Although they don't much look like pups anymore! 
the black & white is our male & he's now 7 months old & the red & white is our female & she's 9 months old. They are both Karakachan's.
Can't say enough about how much we love these dogs.


----------



## yarrow (Apr 27, 2004)

Good grief.. they've grown so much.. I actually caught myself reading up on Karakachans the other day (due to how much you love yours).. Bob Barker and Lola will be 8 next spring.. time to start thinking about bringing in a pup or two for them to help raise/train.

your babies are looking good
susie, mo ozarks


----------



## CAjerseychick (Aug 11, 2013)

Nice markings they are growing up fast!


----------



## BackfourtyMI. (Sep 3, 2007)

yarrow said:


> Good grief.. they've grown so much.. I actually caught myself reading up on Karakachans the other day (due to how much you love yours).. Bob Barker and Lola will be 8 next spring.. time to start thinking about bringing in a pup or two for them to help raise/train.
> 
> your babies are looking good
> susie, mo ozarks


I plan on breeding mine when my female is around 2 or a little older.


----------



## yarrow (Apr 27, 2004)

Backfourty said:


> I plan on breeding mine when my female is around 2 or a little older.

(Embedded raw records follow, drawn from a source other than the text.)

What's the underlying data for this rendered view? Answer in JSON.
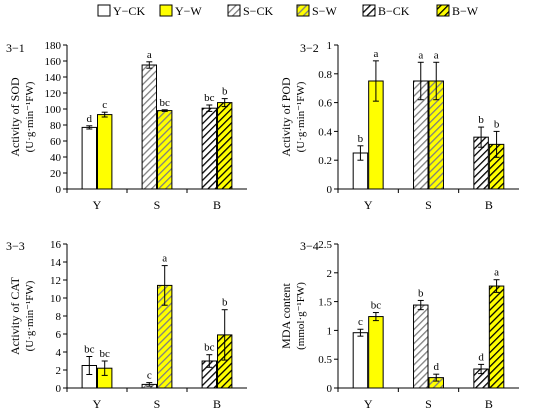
{
  "legend": [
    {
      "label": "Y−CK",
      "fill": "#ffffff",
      "pattern": "none"
    },
    {
      "label": "Y−W",
      "fill": "#ffff00",
      "pattern": "none"
    },
    {
      "label": "S−CK",
      "fill": "#ffffff",
      "pattern": "hatch-gray"
    },
    {
      "label": "S−W",
      "fill": "#ffff00",
      "pattern": "hatch-gray"
    },
    {
      "label": "B−CK",
      "fill": "#ffffff",
      "pattern": "hatch-black"
    },
    {
      "label": "B−W",
      "fill": "#ffff00",
      "pattern": "hatch-black"
    }
  ],
  "colors": {
    "yellow": "#ffff00",
    "hatch_gray": "#7f7f7f",
    "hatch_black": "#000000",
    "axis": "#000000"
  },
  "chart_data": [
    {
      "panel": "3−1",
      "type": "bar",
      "ylabel_line1": "Activity of SOD",
      "ylabel_line2": "(U·g·min⁻¹FW)",
      "categories": [
        "Y",
        "S",
        "B"
      ],
      "ylim": [
        0,
        180
      ],
      "yticks": [
        0,
        20,
        40,
        60,
        80,
        100,
        120,
        140,
        160,
        180
      ],
      "series": [
        {
          "name": "CK",
          "values": [
            77,
            155,
            101
          ],
          "errors": [
            2,
            4,
            4
          ],
          "letters": [
            "d",
            "a",
            "bc"
          ]
        },
        {
          "name": "W",
          "values": [
            93,
            98,
            108
          ],
          "errors": [
            3,
            1,
            5
          ],
          "letters": [
            "c",
            "bc",
            "b"
          ]
        }
      ]
    },
    {
      "panel": "3−2",
      "type": "bar",
      "ylabel_line1": "Activity of POD",
      "ylabel_line2": "(U·g·min⁻¹FW)",
      "categories": [
        "Y",
        "S",
        "B"
      ],
      "ylim": [
        0,
        1
      ],
      "yticks": [
        0,
        0.2,
        0.4,
        0.6,
        0.8,
        1
      ],
      "series": [
        {
          "name": "CK",
          "values": [
            0.25,
            0.75,
            0.36
          ],
          "errors": [
            0.05,
            0.13,
            0.07
          ],
          "letters": [
            "b",
            "a",
            "b"
          ]
        },
        {
          "name": "W",
          "values": [
            0.75,
            0.75,
            0.31
          ],
          "errors": [
            0.14,
            0.13,
            0.09
          ],
          "letters": [
            "a",
            "a",
            "b"
          ]
        }
      ]
    },
    {
      "panel": "3−3",
      "type": "bar",
      "ylabel_line1": "Activity of CAT",
      "ylabel_line2": "(U·g·min⁻¹FW)",
      "categories": [
        "Y",
        "S",
        "B"
      ],
      "ylim": [
        0,
        16
      ],
      "yticks": [
        0,
        2,
        4,
        6,
        8,
        10,
        12,
        14,
        16
      ],
      "series": [
        {
          "name": "CK",
          "values": [
            2.5,
            0.4,
            3.0
          ],
          "errors": [
            1.0,
            0.2,
            0.7
          ],
          "letters": [
            "bc",
            "c",
            "bc"
          ]
        },
        {
          "name": "W",
          "values": [
            2.2,
            11.4,
            5.9
          ],
          "errors": [
            0.8,
            2.2,
            2.8
          ],
          "letters": [
            "bc",
            "a",
            "b"
          ]
        }
      ]
    },
    {
      "panel": "3−4",
      "type": "bar",
      "ylabel_line1": "MDA content",
      "ylabel_line2": "(mmol·g⁻¹FW)",
      "categories": [
        "Y",
        "S",
        "B"
      ],
      "ylim": [
        0,
        2.5
      ],
      "yticks": [
        0,
        0.5,
        1,
        1.5,
        2,
        2.5
      ],
      "series": [
        {
          "name": "CK",
          "values": [
            0.96,
            1.44,
            0.33
          ],
          "errors": [
            0.06,
            0.08,
            0.08
          ],
          "letters": [
            "c",
            "b",
            "d"
          ]
        },
        {
          "name": "W",
          "values": [
            1.24,
            0.18,
            1.77
          ],
          "errors": [
            0.07,
            0.06,
            0.11
          ],
          "letters": [
            "bc",
            "d",
            "a"
          ]
        }
      ]
    }
  ]
}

Bob & Lola are still in really good shape.. running/jumping.. not really showing much in the way of age yet.. I just might have to hold off and get a pup (keep me in mind please)

susie, mo ozarks


----------



## motdaugrnds (Jul 3, 2002)

Yeah, Katie, finally getting to see how much your beautiful pups have grown. Thanks for sharing. They are both real good looking!! I too share your love for the Karakachans.


----------



## BackfourtyMI. (Sep 3, 2007)

Thanks Everyone for all the nice comments. They are really growing. I didn't realize it because I see them everyday until I looked at these pictures!

I'll keep you in mind Susie don't worry. I have another friend wants to be 1st on the list too.


----------



## siberian (Aug 23, 2011)

They do lookand sound like incredible dogs. Your pictures definitlymake me want one.


----------



## gapeach (Dec 23, 2011)

They are so beautiful!


----------